The impressive numbers in this report reflect the hard work of our 381 rangers. From arresting bushmeat poachers to chasing lions away from human settlements, to helping confiscate illegal ivory and sandalwood, their efforts are measurable, and the numbers tell the story. 

But an increasing amount of Big Life's work is much harder to portray, and that is our effort to protect wildlife habitats. As previously communally-owned Maasai ranches continue to subdivide and privatize, we have invested heavily in supporting our partner communities in their land-use planning and legal processes for gazetting those plans and issuing land titles correctly.

Although your eyes would glaze over at the sheer number of hours spent in meetings discussing all the finer details, the efforts are yielding results. The number of conservation land leases is steadily ticking up and we have signed agreements with over 2,100 landowners (and counting), who own some 70,000 acres of land that is now protected for wildlife.

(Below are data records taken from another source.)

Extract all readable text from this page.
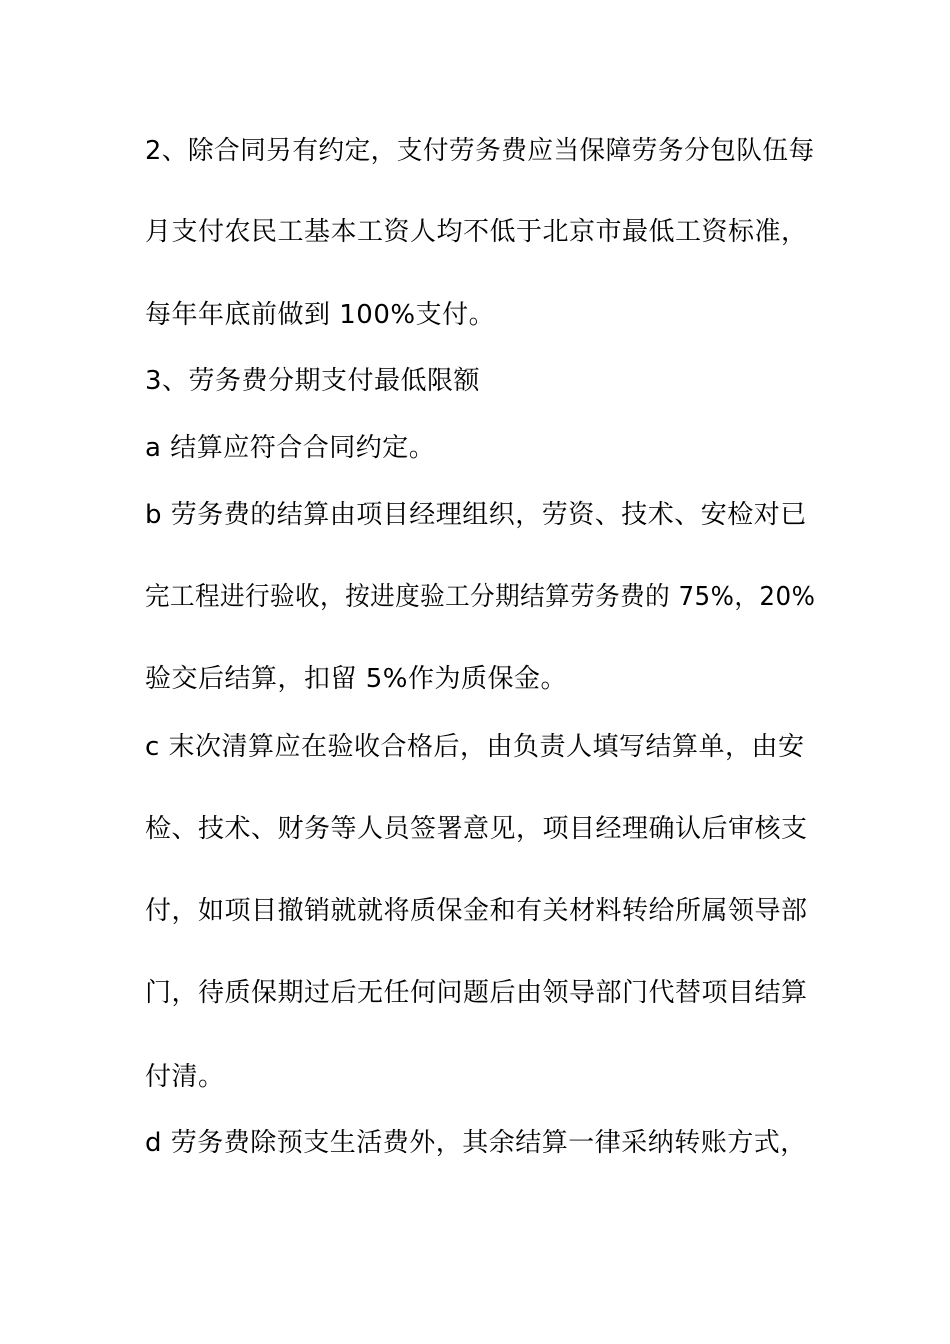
2、除合同另有约定，支付劳务费应当保障劳务分包队伍每
月支付农民工基本工资人均不低于北京市最低工资标准，
每年年底前做到 100%支付。
3、劳务费分期支付最低限额
a 结算应符合合同约定。
b 劳务费的结算由项目经理组织，劳资、技术、安检对已
完工程进行验收，按进度验工分期结算劳务费的 75%，20%
验交后结算，扣留 5%作为质保金。
c 末次清算应在验收合格后，由负责人填写结算单，由安
检、技术、财务等人员签署意见，项目经理确认后审核支
付，如项目撤销就就将质保金和有关材料转给所属领导部
门，待质保期过后无任何问题后由领导部门代替项目结算
付清。
d 劳务费除预支生活费外，其余结算一律采纳转账方式，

The threat to Amboseli comes largely from outside developers, who are buying land and converting it to farming and other uses that are not sustainable in a semi-arid environment, nor compatible with the local livestock-keeping culture and economy. There is space for all types of economic activity in appropriate areas in Amboseli, farming included, but conflicting activities can only co-exist if plans are followed.

Political support for these plans is thus extremely important, and we were very encouraged by the recent Presidential Directive from Kenya’s President Ruto to halt issuance of licenses for development in key wildlife areas until appropriate planning is done. The local Kajiado County Government has expressed support for the President's sentiments, and the local county office of the National Environment Management Authority (NEMA) is already acting on it.

In Amboseli, the planning is done. Now those plans need to be enforced. Conservation and livestock farming make a huge economic contribution in the drylands of Kenya and will be the most adaptable use of land as we deal with climate change. Natural habitats are important for wildlife AND for people. We’re extremely grateful that the county and national Kenyan government sees this bigger picture and are taking the issue seriously. Big Life certainly is.

Thank you, as always, for your support.